In my own case, I took three months off for my first baby and then five months for the second. I wanted to savor time with my kids since my husband and I aren’t planning to have more. For me, work could wait.

Not everyone has that luxury. Many working mothers have to return to work right away out of necessity. They’re the breadwinners, or they fear they may lose their job if they’re off too long. Only 12 percent of private sector workers have access to paid family leave, according to the US Department of Labor.


Even for mothers who can control their fate, it can be a tough decision to come back sooner rather than later.

“Like any motherhood decision, it’s all about the conflict,” said Leiha Macauley, a partner at the Boston law firm Day Pitney LLP. “You sold your soul to get to where you are. You feel like you’re missing out that you’re not doing the mom role.”

But the thought of leaving her clients alone for three months never felt right for the mother of three. The longest leave she took was 10 days.

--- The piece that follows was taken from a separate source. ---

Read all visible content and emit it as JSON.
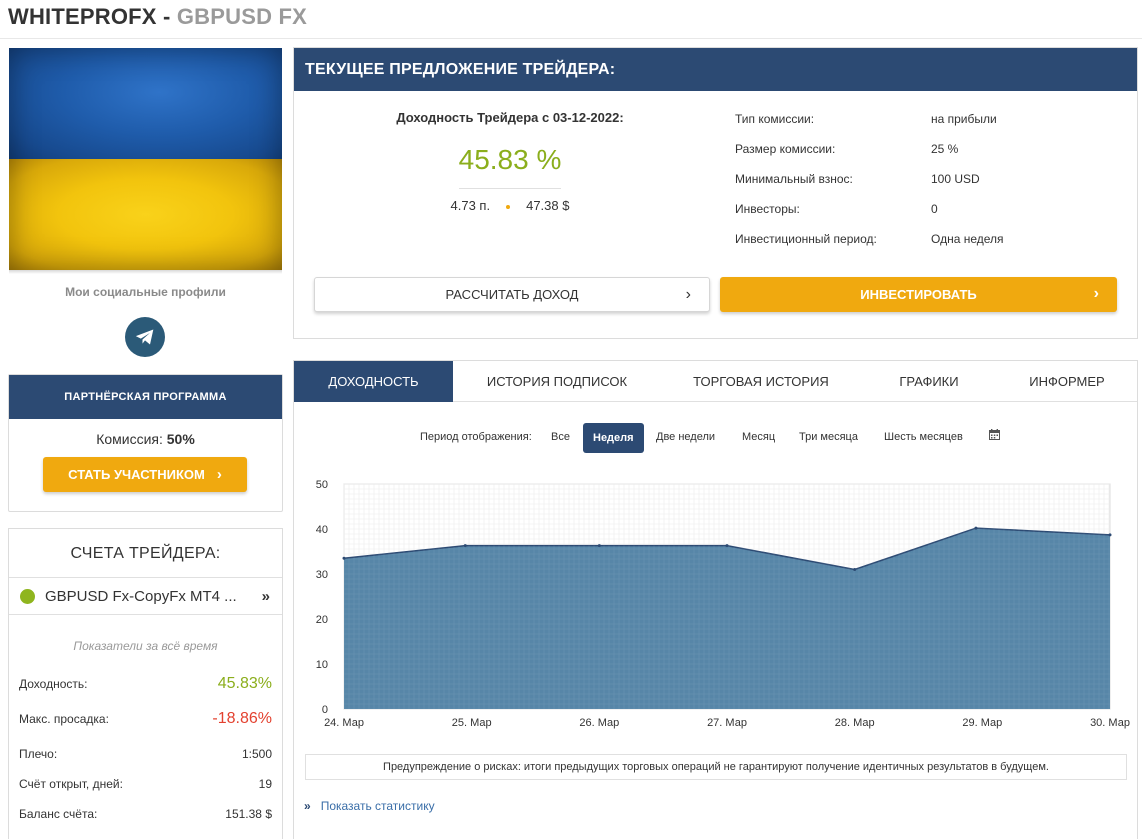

After the birth of her second child, she delivered on a Monday, checked out of the hospital on Wednesday, and was in court by Friday.

“My husband wanted to kill me,” recalled Macauley, 39, who specializes in trusts and estates.

The firm’s senior women also frowned on Macauley’s choice, worried she was signaling to younger female lawyers that they should work through their own maternity leaves. To dispel that notion, Macauley makes a point to tell her associates that she respects whatever decision they make.

But the harshest criticism came from her own family — her sister.

“She was very critical of me because she worried that I would regret it some day,” said Macauley.

Her sister needn’t worry.

But a little less judgment and a little more support would go a long way.